4. Keep their memory alive. We find it incredibly important to keep our mother's memory alive. We look at photos, we read her eulogy and we listen to her voicemails. We have a group text with our dad and we regularly swap stories and memories about her. We go out to dinner and toast her beautiful life over a glass of wine. We never want to forget and, in ensuring that we never will, we keep her life, memory and legacy alive at all times. Additionally, we try hard to remember the good times. Even though the most recent memories of our mom are of the difficult, tough, messy times, we try to focus on the little positive things.
5. Focus on yourself for a bit. While caring for a loved one, it's easy to "lose yourself" and focus most of your energy on the caregiving. We found it important to focus on ourselves a bit now. We go on walks, focus on our health and well-being, work out, schedule doctor's appointments for ourselves that may have been put off for a bit for obvious reasons. We read books, watch programs that we enjoy, we've joined clubs and have planned trips as a family. In addition, we found it important to spend time with people who we genuinely enjoy being around. Frankly, we learned that life's too short to spend time with people that don't encourage, motivate and genuinely make you happy.
6. Keep communicating. You may feel like a crazy person, but it helps.

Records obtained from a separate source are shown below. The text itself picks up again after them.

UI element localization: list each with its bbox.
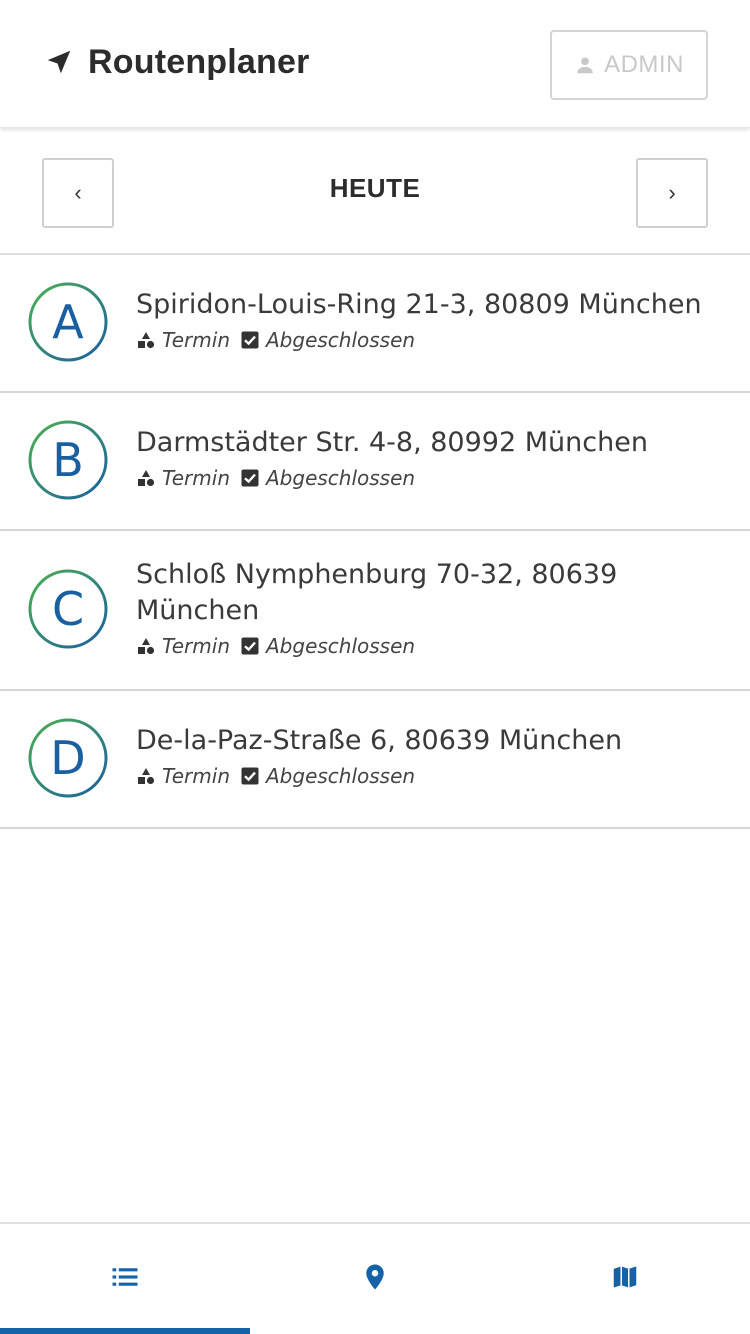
navigation-arrow-icon bbox=[44, 47, 74, 77]
tab-map[interactable] bbox=[500, 1224, 750, 1334]
stop-address: Spiridon-Louis-Ring 21-3, 80809 München bbox=[136, 289, 702, 320]
map-pin-icon bbox=[360, 1262, 390, 1297]
date-navigation: ‹ HEUTE › bbox=[0, 129, 750, 255]
next-day-button[interactable]: › bbox=[636, 158, 708, 228]
chevron-right-icon: › bbox=[668, 180, 676, 205]
tab-location[interactable] bbox=[250, 1224, 500, 1334]
tab-list[interactable] bbox=[0, 1224, 250, 1334]
stop-list-item[interactable]: A Spiridon-Louis-Ring 21-3, 80809 Münche… bbox=[0, 255, 750, 393]
stop-type-label: Termin bbox=[162, 466, 230, 490]
stop-type-label: Termin bbox=[162, 764, 230, 788]
admin-button-label: ADMIN bbox=[604, 51, 684, 78]
stop-meta: Termin Abgeschlossen bbox=[136, 761, 720, 791]
current-date-label: HEUTE bbox=[329, 173, 421, 203]
stop-type-label: Termin bbox=[162, 328, 230, 352]
shapes-icon bbox=[136, 636, 156, 656]
chevron-left-icon: ‹ bbox=[74, 180, 82, 205]
stop-status-label: Abgeschlossen bbox=[266, 328, 416, 352]
checkbox-checked-icon bbox=[240, 766, 260, 786]
checkbox-checked-icon bbox=[240, 330, 260, 350]
brand: Routenplaner bbox=[44, 40, 310, 84]
stop-address: De-la-Paz-Straße 6, 80639 München bbox=[136, 725, 623, 756]
person-icon bbox=[574, 54, 596, 76]
stop-list-item[interactable]: C Schloß Nymphenburg 70-32, 80639 Münche… bbox=[0, 531, 750, 691]
stop-letter-badge: A bbox=[28, 282, 108, 362]
stop-letter: D bbox=[50, 731, 85, 785]
checkbox-checked-icon bbox=[240, 468, 260, 488]
stop-list: A Spiridon-Louis-Ring 21-3, 80809 Münche… bbox=[0, 255, 750, 829]
shapes-icon bbox=[136, 468, 156, 488]
stop-letter: A bbox=[52, 295, 84, 349]
shapes-icon bbox=[136, 330, 156, 350]
page-title: Routenplaner bbox=[88, 42, 310, 81]
stop-letter-badge: C bbox=[28, 569, 108, 649]
stop-address: Darmstädter Str. 4-8, 80992 München bbox=[136, 427, 648, 458]
app-header: Routenplaner ADMIN bbox=[0, 0, 750, 128]
stop-letter-badge: B bbox=[28, 420, 108, 500]
admin-button[interactable]: ADMIN bbox=[550, 30, 708, 100]
stop-list-item[interactable]: D De-la-Paz-Straße 6, 80639 München Term… bbox=[0, 691, 750, 829]
list-icon bbox=[110, 1262, 140, 1297]
stop-status-label: Abgeschlossen bbox=[266, 466, 416, 490]
stop-list-item[interactable]: B Darmstädter Str. 4-8, 80992 München Te… bbox=[0, 393, 750, 531]
stop-letter-badge: D bbox=[28, 718, 108, 798]
stop-letter: C bbox=[52, 582, 84, 636]
shapes-icon bbox=[136, 766, 156, 786]
stop-status-label: Abgeschlossen bbox=[266, 634, 416, 658]
stop-meta: Termin Abgeschlossen bbox=[136, 325, 720, 355]
stop-address: Schloß Nymphenburg 70-32, 80639 München bbox=[136, 559, 618, 626]
stop-type-label: Termin bbox=[162, 634, 230, 658]
bottom-navigation bbox=[0, 1222, 750, 1334]
stop-letter: B bbox=[52, 433, 84, 487]
stop-status-label: Abgeschlossen bbox=[266, 764, 416, 788]
stop-meta: Termin Abgeschlossen bbox=[136, 631, 630, 661]
map-icon bbox=[610, 1262, 640, 1297]
previous-day-button[interactable]: ‹ bbox=[42, 158, 114, 228]
checkbox-checked-icon bbox=[240, 636, 260, 656]
stop-meta: Termin Abgeschlossen bbox=[136, 463, 720, 493]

Whether it's when you're home alone cooking dinner or when you're in bed at night about to fall asleep, we have both found it really powerful to talk to our mom even though we know she isn't going to verbally respond to us right away. A young girl in our bereavement group mentioned that she finds it incredibly therapeutic to write letters to her father, who recently passed, that express how she's feeling. She reads them aloud to him at his gravesite. It makes her feel better and that's really all that matters. When it comes to the loss of a loved one, there's nothing crazy about keeping the communication lines open. It would be crazy not to! Maintain a connection; you never know when they may stop by for a visit.

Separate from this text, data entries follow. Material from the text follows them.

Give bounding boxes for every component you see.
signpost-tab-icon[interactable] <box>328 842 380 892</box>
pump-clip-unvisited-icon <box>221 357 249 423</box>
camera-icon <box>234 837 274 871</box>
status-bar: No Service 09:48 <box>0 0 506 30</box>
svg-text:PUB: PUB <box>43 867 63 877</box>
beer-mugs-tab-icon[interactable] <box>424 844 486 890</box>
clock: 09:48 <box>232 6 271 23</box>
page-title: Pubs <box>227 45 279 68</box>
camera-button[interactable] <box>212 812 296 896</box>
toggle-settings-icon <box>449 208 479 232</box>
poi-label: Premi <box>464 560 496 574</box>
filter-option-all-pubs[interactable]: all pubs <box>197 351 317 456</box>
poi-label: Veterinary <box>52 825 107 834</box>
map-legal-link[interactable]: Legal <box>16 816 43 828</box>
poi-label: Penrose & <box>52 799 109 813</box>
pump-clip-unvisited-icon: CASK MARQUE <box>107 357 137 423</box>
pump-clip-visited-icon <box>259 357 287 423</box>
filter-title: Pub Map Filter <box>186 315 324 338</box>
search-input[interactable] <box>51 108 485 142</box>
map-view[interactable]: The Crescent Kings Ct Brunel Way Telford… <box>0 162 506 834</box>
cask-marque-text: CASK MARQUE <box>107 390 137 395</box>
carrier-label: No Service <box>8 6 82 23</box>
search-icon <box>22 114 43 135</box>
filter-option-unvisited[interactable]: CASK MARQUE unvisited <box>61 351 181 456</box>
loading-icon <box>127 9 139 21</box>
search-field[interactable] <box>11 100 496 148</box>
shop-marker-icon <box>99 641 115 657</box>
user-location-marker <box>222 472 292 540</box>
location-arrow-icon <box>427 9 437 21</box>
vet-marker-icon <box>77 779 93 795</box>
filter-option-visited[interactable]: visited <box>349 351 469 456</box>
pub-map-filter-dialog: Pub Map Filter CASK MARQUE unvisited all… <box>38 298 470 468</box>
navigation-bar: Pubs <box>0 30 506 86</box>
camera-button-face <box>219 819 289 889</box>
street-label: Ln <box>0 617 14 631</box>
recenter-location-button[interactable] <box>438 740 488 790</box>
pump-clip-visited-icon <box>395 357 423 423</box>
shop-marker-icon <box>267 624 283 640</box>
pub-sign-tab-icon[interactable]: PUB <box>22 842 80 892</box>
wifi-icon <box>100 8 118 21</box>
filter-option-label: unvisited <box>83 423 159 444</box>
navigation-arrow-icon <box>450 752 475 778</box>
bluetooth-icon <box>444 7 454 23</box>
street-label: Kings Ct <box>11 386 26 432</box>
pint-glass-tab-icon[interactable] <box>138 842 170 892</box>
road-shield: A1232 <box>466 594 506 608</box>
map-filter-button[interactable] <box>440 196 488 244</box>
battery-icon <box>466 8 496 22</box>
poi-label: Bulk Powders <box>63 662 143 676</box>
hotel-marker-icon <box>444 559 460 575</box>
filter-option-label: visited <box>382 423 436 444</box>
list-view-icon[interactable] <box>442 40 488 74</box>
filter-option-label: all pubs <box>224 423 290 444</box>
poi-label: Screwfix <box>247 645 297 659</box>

7. Create a legacy. Whether it's an annual event or the decision to dedicate time to raise awareness for an illness or even something as simple as a family tradition honoring your loved one in a unique way, creating a legacy in honor of someone is one of the most beautiful gifts you can ever give to them. Our bereavement support group talked a lot about leaving a legacy behind and, frankly, we're still trying to figure out what we want ours to be for our mom. In the interim (and forever) we hope that we can be the "living legacies" of her beautiful life, keeping her spirit and memory alive through one another.